Pyongyang confirmed yesterday that North Korean leader Kim Jong-un will be a candidate in next month’s parliamentary elections, which will be closely watched for clues on power shifts in the nation.
The national assembly is largely a rubber-stamp body with little authority, but many top North Korean officials are members, and Kim’s father, late North Korean leader Kim Jong-il, stood for election when he was in power.
The results are a foregone conclusion, with only one approved candidate standing for each of the 687 districts.
The presidium of the Supreme People’s Assembly (SPA) announced last month that the election — held every five years — would take place on March 9.
It will be the first under the leadership of Kim Jong-un and comes as he seeks to cement his grip on power after purging his uncle Jang Song-thaek.
Kim was “unanimously” nominated to stand for the Mount Paektu constituency No. 111, the North’s official KCNA news agency said on Monday.
Koreans have traditionally attributed divine status to Mount Paektu and, according to the North’s propaganda, Kim Jong-il was born on its slopes.
According to KCNA, Kim Jong-un’s nomination was celebrated with a dance party for military personnel in the constituency, which wound up with a lively rendition of the song We Will Defend General Kim Jong-un at the Cost of Our Lives.
The SPA meets once or twice a year, mostly for a day-long session, to rubber-stamp budgets or other decisions made by the ruling Workers’ Party.
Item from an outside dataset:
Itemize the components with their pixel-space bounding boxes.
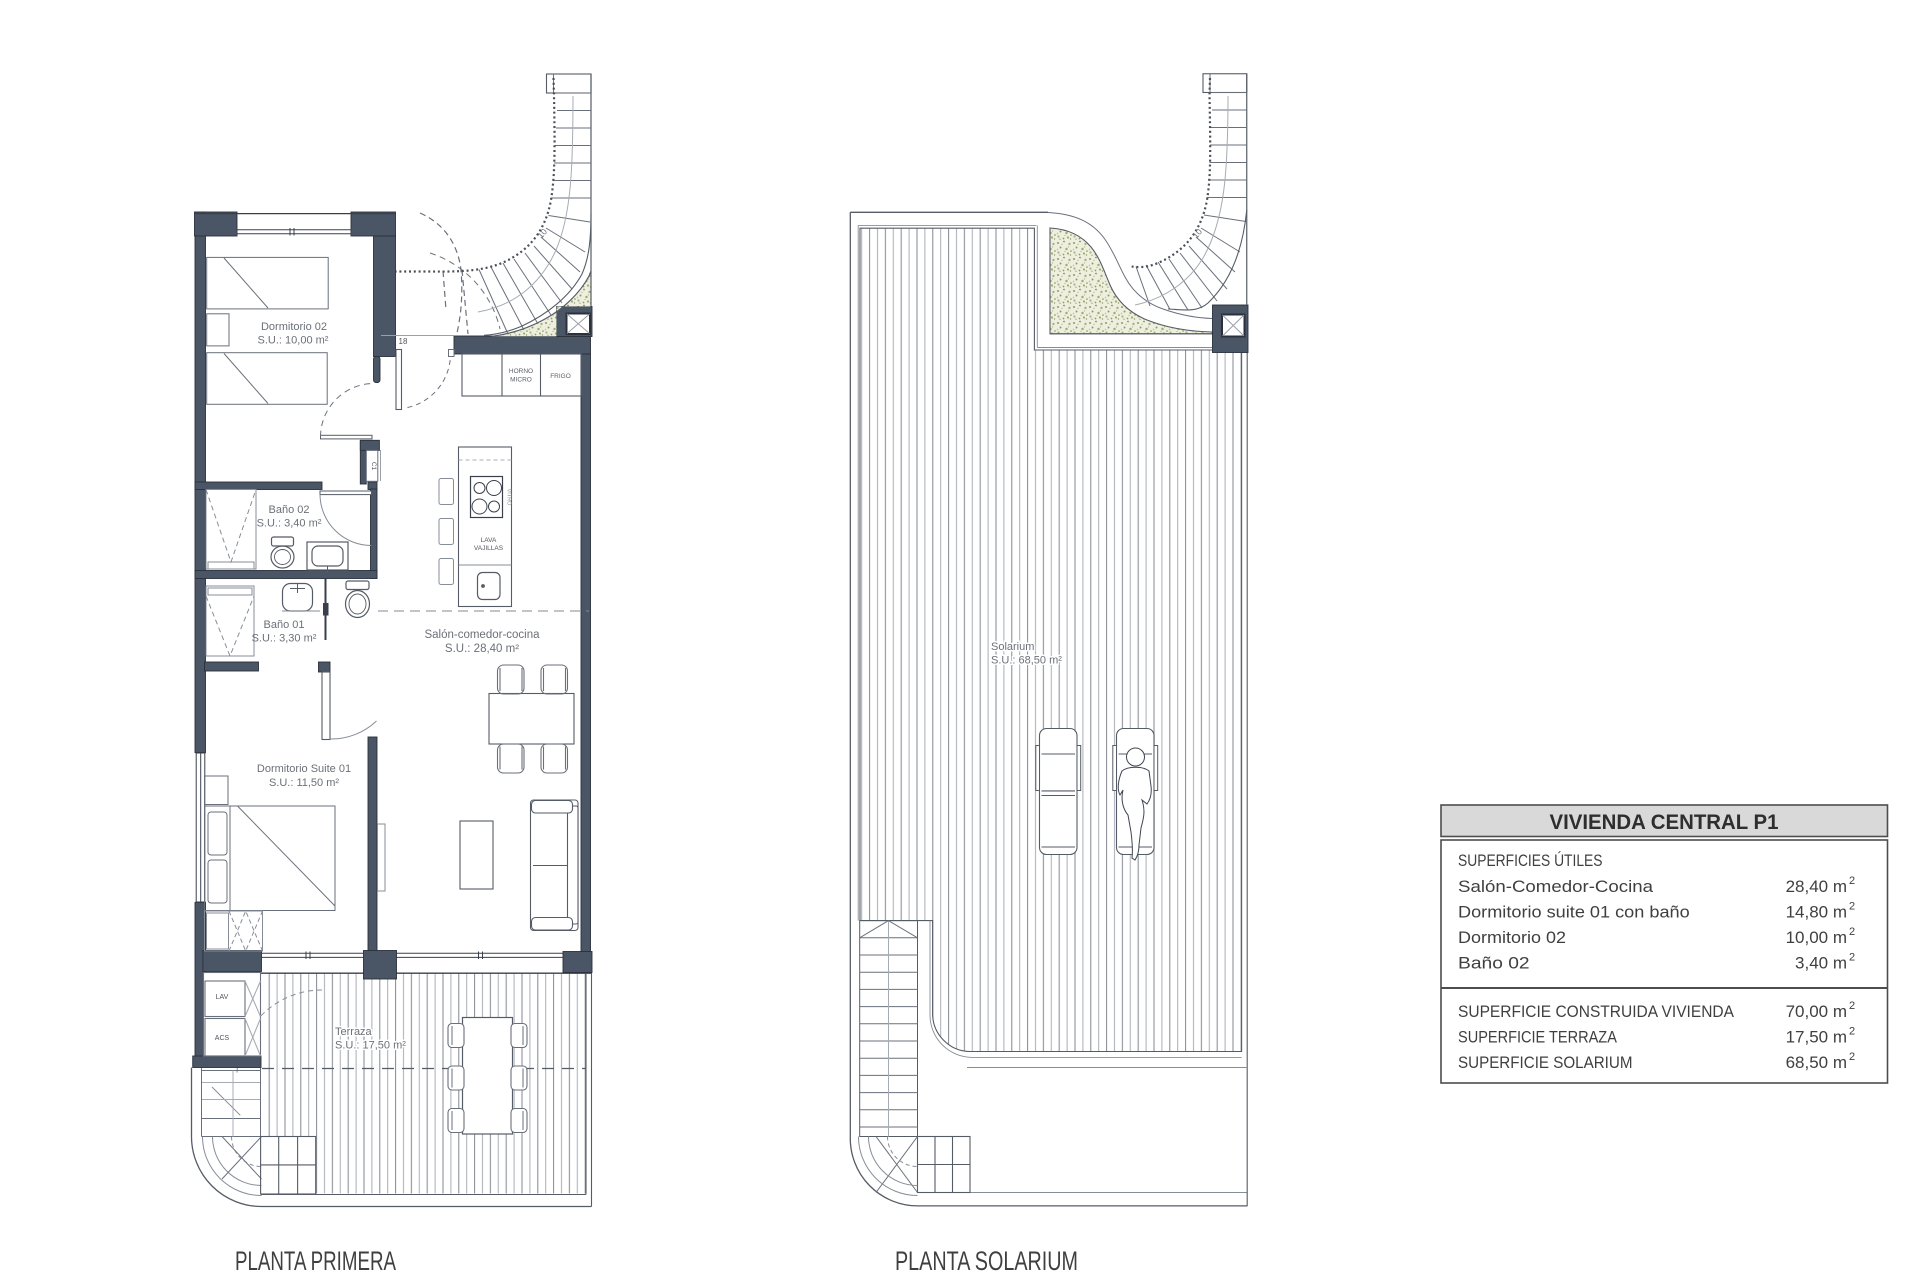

The last session, in April last year, adopted a special ordinance formalizing the country’s position as a nuclear weapons state — a status that both South Korea and the US have vowed not to recognize.
Kim Jong-un succeeded his father in December 2011, and next month’s election will be watched for any revelations on the changing power structure in Pyongyang.
Kim Jong-un has already overseen sweeping changes within the North’s ruling elite — the most dramatic example being the execution of his powerful uncle and political mentor Jang last month on charges of treason and corruption.
Jang was also a member of the SPA, and next month’s vote will provide an opportunity to see if any senior figures are removed from the candidates’ list.